Keras is an interesting framework which allows one to easily define and train neural networks. After a long time “avoiding” deep learning libraries, I have finally taken a dive using Keras. Here are some notes and examples for getting started!
Multinomial Regression
The corner stone of any neural network is the last layer plus activation function. If we use the activation function being the softmax function, we will essentially have a softmax regression problem (multinomial regression).
To demonstrate how this works in Keras, consider the iris dataset.
In this dataset, there are 4 columns, and 3 target classes. Then to specify
what the neural network should look like, we simply need the input_shape
to
be 4 and the output to be of size 3.
There are multiple ways of specifying this.
from sklearn.datasets import load_iris
import numpy as np
from keras.models import Sequential
from keras.layers import Dense, Activation
iris = load_iris()
model = Sequential()
model.add(Dense(3, input_shape=(4,))) # input is 4 columns, output is 3 classes
model.add(Activation('softmax'))
model.compile(loss='sparse_categorical_crossentropy', optimizer='sgd', metrics=['accuracy'])
model.fit(iris.data, iris.target, verbose=1, batch_size=5, nb_epoch=15)
loss, accuracy = model.evaluate(iris.data, iris.target, verbose=0)
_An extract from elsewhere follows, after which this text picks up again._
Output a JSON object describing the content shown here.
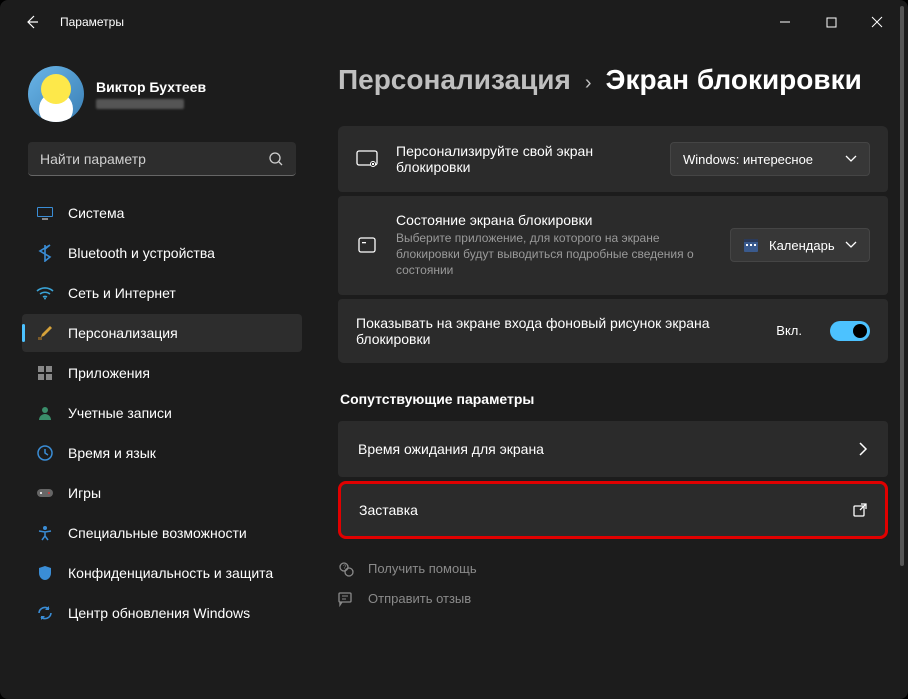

print("Accuracy is {:.2f}".format(accuracy))
"""
>>> model.fit(iris.data, iris.target, verbose=1, batch_size=5, nb_epoch=15)
Epoch 1/15
150/150 [==============================] - 0s - loss: 1.8285 - acc: 0.2867
Epoch 2/15
150/150 [==============================] - 0s - loss: 1.1306 - acc: 0.3467
Epoch 3/15
150/150 [==============================] - 0s - loss: 0.9325 - acc: 0.4333
Epoch 4/15
150/150 [==============================] - 0s - loss: 0.8028 - acc: 0.6533
Epoch 5/15
150/150 [==============================] - 0s - loss: 0.7247 - acc: 0.8000
Epoch 6/15
150/150 [==============================] - 0s - loss: 0.6637 - acc: 0.7867
Epoch 7/15
150/150 [==============================] - 0s - loss: 0.6029 - acc: 0.8400
Epoch 8/15
150/150 [==============================] - 0s - loss: 0.5830 - acc: 0.8000
Epoch 9/15
150/150 [==============================] - 0s - loss: 0.5570 - acc: 0.8200
Epoch 10/15
150/150 [==============================] - 0s - loss: 0.5279 - acc: 0.8333
Epoch 11/15
150/150 [==============================] - 0s - loss: 0.5297 - acc: 0.8267
Epoch 12/15
150/150 [==============================] - 0s - loss: 0.5055 - acc: 0.8200
Epoch 13/15
150/150 [==============================] - 0s - loss: 0.4978 - acc: 0.8400
Epoch 14/15
150/150 [==============================] - 0s - loss: 0.4910 - acc: 0.8333
Epoch 15/15
150/150 [==============================] - 0s - loss: 0.4755 - acc: 0.8333
<keras.callbacks.History object at 0x0000026119852D30>
>>>
>>> loss, accuracy = model.evaluate(iris.data, iris.target, verbose=0)
>>> print("Accuracy is {:.2f}".format(accuracy))
Accuracy is 0.89
"""
The second way we can have it like a “pipeline” kind of notion, We can also use a different loss function. If we do we may need to change our encoding for our response to a one hot encoder. Fortunately keras offers utility functions to do this.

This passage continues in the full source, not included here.